Shi Jintong, Sun Mengxuan, Sun Zhengya, Li Mingda, Gu Yifan, Zhang Wensheng
University of Chinese Academy of Sciences, Beijing, 100049, China; Institute of Automation, Chinese Academy of Sciences, Beijing, 100190, China.
University of Chinese Academy of Sciences, Beijing, 100049, China; Institute of Automation, Chinese Academy of Sciences, Beijing, 100190, China.
J Biomed Inform. 2022 Sep;133:104144. doi: 10.1016/j.jbi.2022.104144. Epub 2022 Jul 22.
Medical named entity recognition (MNER) is a fundamental component of understanding the unstructured medical texts in electronic health records, and it has received widespread attention in both academia and industry. However, the previous approaches of MNER do not make full use of hierarchical semantics from morphology to syntactic relationships like word dependency. Furthermore, extracting entities from Chinese medical texts is a more complex task because it usually contains for example homophones or pictophonetic characters.
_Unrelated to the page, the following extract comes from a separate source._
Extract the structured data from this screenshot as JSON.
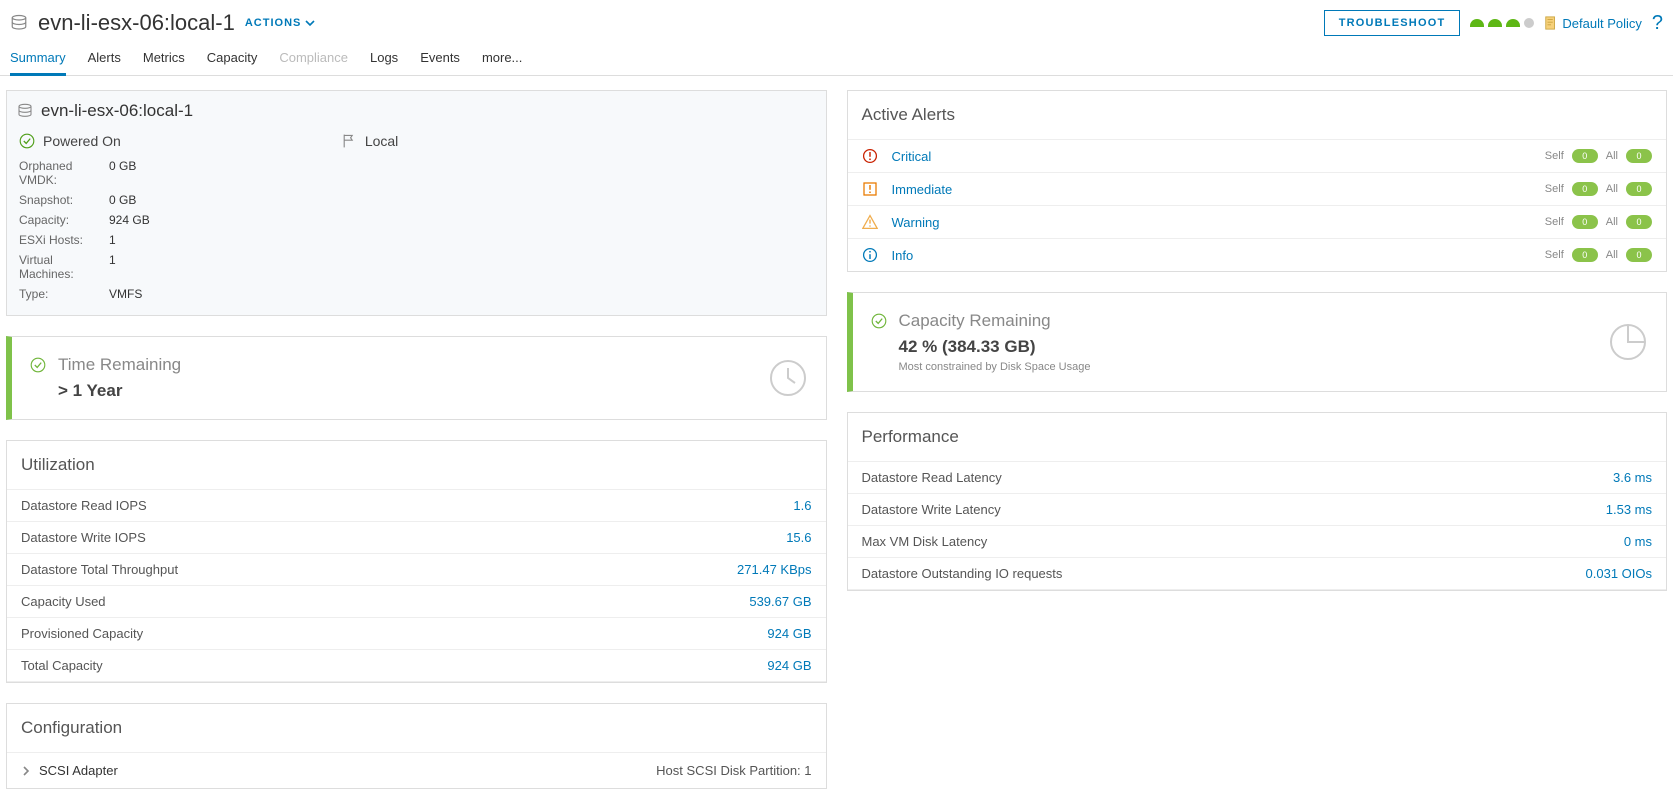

In this paper, we propose a multi-level semantic fusion network for Chinese medical named entity recognition, which fuses semantic information on morphology, character, word and syntactic level. We take radical as morphology semantic, pinyin and character dictionary as character semantic, word dictionary as word semantic, and these semantic features are fused by BiLSTM to get the contextualized representation. Then we use a graph neural network to model word dependency as syntactic semantic to enhance the contextualized representation. The experimental results show the effectiveness of the proposed model on two public datasets and robustness in real-world scenarios.
医学命名实体识别(MNER)是理解电子健康记录中非结构化医学文本的一个基本组成部分,并且在学术界和工业界都受到了广泛关注。然而,先前的MNER方法没有充分利用从形态学到句法关系(如词依存关系)的层次语义。此外,从中文医学文本中提取实体是一项更复杂的任务,因为它通常包含例如同音词或形声字。在本文中,我们提出了一种用于中文医学命名实体识别的多层次语义融合网络,该网络融合了形态、字符、词和句法层面的语义信息。我们将部首作为形态语义,拼音和字符字典作为字符语义,词字典作为词语义,并且这些语义特征通过双向长短期记忆网络(BiLSTM)进行融合以获得上下文表示。然后,我们使用图神经网络将词依存关系建模为句法语义以增强上下文表示。实验结果表明了所提出模型在两个公共数据集上的有效性以及在实际场景中的稳健性。